Nearly all (95%) open source vulnerabilities are found in transitive or indirect dependencies, according to a new report from Endor Labs that highlights the challenges of remediation in these environments.
To better understand the security impact of dependencies in open source environments, Endor Labs analyzed the Census II report, described as containing a list of the most popular open source components used in apps today.
It took its description of 1833 packages and enriched it with data from other sources, including Libraries.io, Maven and Maven Central to compile the State of Dependency Management report.
Open source is increasingly favored by developers as a way to accelerate time to market.
However, as the report explained, only a small (5%) number of these so-called software dependencies are actually chosen by DevOps teams. Most are automatically pulled into the codebase – known as transitive/indirect dependencies.
This can add extra risk if they’re not all mapped, with any associated bugs remediated.
“In this environment, open source software is the backbone of our critical infrastructure – but even veteran developers and executives are often surprised to learn 80% of the code in modern applications comes from existing OSS,” said Varun Badhwar, co-founder and CEO of Endor Labs.

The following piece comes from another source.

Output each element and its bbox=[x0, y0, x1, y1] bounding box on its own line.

“This is a huge arena, yet it’s been largely overlooked. This first report from Station 9 makes clear the depth of the problems in this area, and the need for substantive solutions. If the reuse of open source code is to live up to its potential, then security needs to move to the top of the priority list.”
The report revealed that half (50%) of the packages listed in Census II didn’t even have a release in 2022 and 30% had their last update in 2018, making it more likely that they contain unfixed vulnerabilities.
Even if developers use the latest version of an open source packages there’s a 32% chance it will contain vulnerabilities, the report claimed.
It argued that “reachability” is the most important criteria for prioritizing transitive vulnerabilities, as this is a precursor for exploitation.
A separate report from Sonatype released earlier in 2022 claimed that transitive dependencies accounted for six out of every seven bugs affecting open source projects over the past year.